The most recent adaptation of the Microsoft OS has gotten to be at the end of the day a point of examination, and this time it might convey terrible news for your organization’s security.

As the cybersecurity Expert Sami Laiho uncovered on his blog, each Windows 10 redesign represents a genuine hazard. Specifically, while your framework redesigns, anybody can take control of your corporate PCs.

This is a major issue and it has been there for quite a while,” clarifies Laiho. This genuine defect becomes possibly the most important factor when the OS restarts in the wake of introducing another redesign.

Once the framework is being redesigned, all you have to do to pick up control of it is to push Shift-F10 to get to the summon Gain access with administrator level Privilege .
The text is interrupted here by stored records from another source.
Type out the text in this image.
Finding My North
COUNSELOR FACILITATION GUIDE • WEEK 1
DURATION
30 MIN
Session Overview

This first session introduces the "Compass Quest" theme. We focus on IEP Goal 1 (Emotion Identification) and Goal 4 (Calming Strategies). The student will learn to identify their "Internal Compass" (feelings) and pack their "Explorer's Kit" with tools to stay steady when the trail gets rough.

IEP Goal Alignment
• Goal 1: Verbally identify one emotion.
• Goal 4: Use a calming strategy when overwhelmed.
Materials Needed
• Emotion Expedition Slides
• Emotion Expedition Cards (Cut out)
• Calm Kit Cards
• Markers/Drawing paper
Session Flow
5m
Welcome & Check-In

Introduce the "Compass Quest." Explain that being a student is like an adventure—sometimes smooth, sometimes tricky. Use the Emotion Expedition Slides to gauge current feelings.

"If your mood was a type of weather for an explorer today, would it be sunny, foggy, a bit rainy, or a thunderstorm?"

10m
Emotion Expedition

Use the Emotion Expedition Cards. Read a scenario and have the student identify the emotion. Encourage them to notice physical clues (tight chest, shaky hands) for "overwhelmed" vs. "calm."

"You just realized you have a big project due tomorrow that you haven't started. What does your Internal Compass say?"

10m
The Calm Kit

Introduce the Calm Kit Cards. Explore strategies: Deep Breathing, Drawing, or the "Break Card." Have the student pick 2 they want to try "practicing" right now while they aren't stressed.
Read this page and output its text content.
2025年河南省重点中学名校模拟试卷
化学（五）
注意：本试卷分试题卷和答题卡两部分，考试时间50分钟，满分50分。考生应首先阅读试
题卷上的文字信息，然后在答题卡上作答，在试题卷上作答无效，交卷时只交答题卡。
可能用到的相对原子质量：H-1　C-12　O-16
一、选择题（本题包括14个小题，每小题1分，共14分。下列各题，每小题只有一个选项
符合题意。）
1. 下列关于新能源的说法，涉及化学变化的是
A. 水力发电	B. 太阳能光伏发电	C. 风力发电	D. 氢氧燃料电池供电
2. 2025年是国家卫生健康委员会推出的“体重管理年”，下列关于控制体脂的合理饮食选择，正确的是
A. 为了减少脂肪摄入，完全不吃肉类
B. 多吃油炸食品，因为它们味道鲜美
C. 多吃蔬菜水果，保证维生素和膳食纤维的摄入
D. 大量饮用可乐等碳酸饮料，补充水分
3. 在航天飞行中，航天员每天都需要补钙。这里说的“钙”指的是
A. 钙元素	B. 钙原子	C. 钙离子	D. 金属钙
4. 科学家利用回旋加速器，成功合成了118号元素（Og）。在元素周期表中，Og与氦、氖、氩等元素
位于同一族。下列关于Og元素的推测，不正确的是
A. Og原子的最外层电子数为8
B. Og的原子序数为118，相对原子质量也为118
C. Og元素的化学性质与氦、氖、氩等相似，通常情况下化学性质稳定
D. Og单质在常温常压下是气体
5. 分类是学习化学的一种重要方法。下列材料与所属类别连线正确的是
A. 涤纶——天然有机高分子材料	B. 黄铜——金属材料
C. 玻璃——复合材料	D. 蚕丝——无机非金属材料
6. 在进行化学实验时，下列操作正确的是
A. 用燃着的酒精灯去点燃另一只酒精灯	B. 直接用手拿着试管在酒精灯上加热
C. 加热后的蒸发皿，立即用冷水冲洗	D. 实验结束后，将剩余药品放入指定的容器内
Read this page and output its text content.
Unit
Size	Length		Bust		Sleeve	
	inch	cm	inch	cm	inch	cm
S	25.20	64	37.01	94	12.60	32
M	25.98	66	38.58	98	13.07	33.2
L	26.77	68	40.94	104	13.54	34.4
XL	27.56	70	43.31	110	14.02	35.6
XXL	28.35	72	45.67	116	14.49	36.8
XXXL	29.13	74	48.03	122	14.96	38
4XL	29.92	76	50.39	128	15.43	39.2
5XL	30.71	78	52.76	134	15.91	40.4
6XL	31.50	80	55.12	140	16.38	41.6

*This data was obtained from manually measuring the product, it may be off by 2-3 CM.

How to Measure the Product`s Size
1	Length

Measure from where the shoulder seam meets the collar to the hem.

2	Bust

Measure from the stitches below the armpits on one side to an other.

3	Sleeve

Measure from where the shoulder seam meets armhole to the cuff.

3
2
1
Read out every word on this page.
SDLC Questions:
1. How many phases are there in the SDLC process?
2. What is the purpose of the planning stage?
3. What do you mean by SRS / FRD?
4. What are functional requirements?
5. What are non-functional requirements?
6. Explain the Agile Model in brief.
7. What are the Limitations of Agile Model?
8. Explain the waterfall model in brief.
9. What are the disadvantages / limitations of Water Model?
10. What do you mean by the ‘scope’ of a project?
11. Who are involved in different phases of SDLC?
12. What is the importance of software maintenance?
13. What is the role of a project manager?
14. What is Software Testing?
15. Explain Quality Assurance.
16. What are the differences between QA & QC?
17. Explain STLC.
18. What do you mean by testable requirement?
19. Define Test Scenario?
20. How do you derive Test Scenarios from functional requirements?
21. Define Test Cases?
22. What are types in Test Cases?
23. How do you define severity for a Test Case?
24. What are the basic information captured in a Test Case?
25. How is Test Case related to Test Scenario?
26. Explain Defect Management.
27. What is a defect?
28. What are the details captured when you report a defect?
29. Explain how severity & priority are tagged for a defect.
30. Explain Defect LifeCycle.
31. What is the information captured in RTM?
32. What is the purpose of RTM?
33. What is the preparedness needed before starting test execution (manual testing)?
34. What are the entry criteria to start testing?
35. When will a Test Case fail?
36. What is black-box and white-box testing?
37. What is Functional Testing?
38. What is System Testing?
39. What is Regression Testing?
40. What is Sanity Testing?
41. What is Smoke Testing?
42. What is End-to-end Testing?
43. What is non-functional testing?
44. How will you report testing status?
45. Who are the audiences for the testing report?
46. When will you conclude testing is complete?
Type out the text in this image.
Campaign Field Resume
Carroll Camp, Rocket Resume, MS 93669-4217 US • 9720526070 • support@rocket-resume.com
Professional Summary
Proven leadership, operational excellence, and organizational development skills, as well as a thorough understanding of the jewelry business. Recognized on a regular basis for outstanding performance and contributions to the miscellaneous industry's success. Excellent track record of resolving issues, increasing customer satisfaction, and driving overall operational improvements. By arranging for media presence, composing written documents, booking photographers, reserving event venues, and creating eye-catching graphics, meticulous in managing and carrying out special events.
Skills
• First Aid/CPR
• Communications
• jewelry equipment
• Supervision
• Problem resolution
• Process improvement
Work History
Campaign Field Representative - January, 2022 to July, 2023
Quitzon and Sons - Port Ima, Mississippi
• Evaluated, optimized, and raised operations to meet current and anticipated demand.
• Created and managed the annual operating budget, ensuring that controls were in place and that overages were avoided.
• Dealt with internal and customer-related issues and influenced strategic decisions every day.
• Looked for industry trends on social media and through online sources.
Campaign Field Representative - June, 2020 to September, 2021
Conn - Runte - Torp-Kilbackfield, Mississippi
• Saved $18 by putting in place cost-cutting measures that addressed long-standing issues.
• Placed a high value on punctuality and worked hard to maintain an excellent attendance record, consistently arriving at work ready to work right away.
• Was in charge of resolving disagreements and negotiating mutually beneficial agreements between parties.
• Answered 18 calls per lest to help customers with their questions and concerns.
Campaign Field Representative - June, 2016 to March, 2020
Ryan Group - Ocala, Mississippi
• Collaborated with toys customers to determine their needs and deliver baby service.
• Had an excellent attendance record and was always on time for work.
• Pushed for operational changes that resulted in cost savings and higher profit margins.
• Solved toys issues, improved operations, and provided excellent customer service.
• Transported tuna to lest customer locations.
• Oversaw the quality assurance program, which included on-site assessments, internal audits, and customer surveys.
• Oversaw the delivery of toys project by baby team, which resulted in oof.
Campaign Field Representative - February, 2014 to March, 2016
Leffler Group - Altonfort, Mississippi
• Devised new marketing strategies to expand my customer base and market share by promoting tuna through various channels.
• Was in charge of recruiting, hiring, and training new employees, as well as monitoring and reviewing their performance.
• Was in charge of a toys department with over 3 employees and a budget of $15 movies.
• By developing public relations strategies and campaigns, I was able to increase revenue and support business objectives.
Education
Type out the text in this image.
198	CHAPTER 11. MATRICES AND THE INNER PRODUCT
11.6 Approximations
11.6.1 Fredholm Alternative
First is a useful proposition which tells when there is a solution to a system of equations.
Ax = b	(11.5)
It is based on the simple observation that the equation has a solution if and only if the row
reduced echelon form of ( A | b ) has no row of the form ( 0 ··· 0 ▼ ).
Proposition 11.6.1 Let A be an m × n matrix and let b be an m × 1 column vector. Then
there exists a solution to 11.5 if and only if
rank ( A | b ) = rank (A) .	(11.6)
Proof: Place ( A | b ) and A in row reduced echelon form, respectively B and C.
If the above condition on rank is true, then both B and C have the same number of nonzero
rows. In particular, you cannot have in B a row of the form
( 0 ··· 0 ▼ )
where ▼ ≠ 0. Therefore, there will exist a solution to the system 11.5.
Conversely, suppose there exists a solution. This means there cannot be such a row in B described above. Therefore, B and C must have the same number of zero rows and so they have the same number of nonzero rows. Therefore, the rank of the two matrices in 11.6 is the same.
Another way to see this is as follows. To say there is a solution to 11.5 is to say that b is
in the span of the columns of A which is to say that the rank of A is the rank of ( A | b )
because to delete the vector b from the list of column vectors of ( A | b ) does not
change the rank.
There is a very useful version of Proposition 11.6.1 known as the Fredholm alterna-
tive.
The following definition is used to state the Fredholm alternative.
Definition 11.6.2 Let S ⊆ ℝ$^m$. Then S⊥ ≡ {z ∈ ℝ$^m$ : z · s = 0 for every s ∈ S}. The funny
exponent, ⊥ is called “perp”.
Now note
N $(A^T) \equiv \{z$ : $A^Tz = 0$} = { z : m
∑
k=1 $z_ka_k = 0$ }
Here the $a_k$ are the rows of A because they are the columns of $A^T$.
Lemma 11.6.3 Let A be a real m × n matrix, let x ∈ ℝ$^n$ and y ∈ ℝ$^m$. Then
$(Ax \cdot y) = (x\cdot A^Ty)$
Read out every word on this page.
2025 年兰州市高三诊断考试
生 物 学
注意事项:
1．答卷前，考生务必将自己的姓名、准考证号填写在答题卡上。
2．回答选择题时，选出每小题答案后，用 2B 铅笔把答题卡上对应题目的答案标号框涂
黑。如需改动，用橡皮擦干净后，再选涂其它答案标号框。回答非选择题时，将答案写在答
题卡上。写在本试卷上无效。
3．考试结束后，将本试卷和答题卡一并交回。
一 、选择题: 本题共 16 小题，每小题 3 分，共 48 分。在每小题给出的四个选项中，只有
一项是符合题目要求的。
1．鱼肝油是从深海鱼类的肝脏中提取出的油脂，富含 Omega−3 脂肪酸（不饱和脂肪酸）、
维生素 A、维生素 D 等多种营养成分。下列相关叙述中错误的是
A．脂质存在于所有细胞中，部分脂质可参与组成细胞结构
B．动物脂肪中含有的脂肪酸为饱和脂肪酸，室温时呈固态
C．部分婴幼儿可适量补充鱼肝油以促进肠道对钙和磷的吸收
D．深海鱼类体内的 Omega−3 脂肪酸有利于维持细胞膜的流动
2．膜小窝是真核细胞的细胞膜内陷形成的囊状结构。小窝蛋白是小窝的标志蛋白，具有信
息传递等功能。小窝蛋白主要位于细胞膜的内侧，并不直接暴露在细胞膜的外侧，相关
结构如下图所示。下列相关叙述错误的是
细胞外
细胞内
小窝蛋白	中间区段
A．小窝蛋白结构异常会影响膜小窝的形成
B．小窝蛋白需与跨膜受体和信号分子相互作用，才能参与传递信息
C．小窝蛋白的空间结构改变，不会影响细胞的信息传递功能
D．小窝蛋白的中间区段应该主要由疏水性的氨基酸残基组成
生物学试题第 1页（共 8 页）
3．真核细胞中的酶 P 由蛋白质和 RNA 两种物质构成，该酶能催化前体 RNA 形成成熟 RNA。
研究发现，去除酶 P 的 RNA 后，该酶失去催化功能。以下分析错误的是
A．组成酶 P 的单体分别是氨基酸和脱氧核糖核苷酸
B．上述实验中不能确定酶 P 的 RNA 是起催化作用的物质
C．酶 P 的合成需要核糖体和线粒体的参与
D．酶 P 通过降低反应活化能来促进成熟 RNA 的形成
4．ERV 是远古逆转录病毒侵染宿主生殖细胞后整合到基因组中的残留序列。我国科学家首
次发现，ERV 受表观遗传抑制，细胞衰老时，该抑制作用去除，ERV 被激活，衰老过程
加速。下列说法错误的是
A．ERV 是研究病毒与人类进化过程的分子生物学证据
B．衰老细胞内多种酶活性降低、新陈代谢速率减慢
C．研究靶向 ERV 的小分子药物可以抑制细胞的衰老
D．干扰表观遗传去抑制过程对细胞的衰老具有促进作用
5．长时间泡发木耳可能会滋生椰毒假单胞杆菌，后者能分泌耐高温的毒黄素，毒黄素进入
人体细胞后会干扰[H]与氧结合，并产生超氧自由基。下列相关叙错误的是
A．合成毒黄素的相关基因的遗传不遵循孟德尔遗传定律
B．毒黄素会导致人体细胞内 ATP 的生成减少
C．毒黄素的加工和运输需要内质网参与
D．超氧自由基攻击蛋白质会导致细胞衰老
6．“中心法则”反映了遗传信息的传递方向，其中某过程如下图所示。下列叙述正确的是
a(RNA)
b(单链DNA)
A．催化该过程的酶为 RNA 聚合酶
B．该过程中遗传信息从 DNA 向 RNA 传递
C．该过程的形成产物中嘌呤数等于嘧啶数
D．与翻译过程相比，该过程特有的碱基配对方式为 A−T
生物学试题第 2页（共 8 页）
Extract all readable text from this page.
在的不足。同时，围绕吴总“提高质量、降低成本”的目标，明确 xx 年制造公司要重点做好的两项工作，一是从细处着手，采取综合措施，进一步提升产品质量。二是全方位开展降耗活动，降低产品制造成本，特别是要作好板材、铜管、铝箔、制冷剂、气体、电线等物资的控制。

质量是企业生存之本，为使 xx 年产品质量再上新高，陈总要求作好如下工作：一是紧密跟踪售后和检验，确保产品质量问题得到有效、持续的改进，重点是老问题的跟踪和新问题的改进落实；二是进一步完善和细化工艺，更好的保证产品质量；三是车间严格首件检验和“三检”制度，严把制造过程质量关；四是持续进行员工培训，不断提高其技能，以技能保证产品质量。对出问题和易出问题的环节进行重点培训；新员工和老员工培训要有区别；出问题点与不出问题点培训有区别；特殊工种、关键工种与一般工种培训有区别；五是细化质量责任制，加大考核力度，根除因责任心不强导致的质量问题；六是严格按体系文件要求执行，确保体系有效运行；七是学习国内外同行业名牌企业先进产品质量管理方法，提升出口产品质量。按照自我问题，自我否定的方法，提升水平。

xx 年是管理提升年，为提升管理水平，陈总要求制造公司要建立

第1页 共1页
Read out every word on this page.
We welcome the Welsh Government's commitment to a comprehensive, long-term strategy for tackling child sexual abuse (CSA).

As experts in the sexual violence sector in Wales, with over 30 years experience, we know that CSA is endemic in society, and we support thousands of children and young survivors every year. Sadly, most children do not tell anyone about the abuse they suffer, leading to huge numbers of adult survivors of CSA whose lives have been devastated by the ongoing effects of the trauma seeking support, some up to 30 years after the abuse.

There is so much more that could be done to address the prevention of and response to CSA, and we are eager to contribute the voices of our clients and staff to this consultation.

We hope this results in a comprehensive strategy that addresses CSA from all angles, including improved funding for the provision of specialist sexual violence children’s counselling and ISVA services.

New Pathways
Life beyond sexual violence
In light of this, the perils that your organization appearances are multifaceted. In reality, any worker can take control of their PC as manager, get to secret reports, or get to the corporate system and make a difficult issue from inside the organization itself.

Laiho brings up that it is not important to utilize a particular programming to complete this cyberattack. Simply that guiltless blend of keys is sufficient to sow tumult.

As though that wasn’t sufficient, the danger is not restricted to the individuals who have physical access to the PC: “An outside risk having admittance to a PC sits tight for it to begin a move up to get into the framework,” clarifies Laiho.

Microsoft is evidently attempting to settle this genuine defect. Then, the most vital thing to forestall dangers is to depend on a satisfactory security arrangement, and not to put off Windows 10’s dull redesigns.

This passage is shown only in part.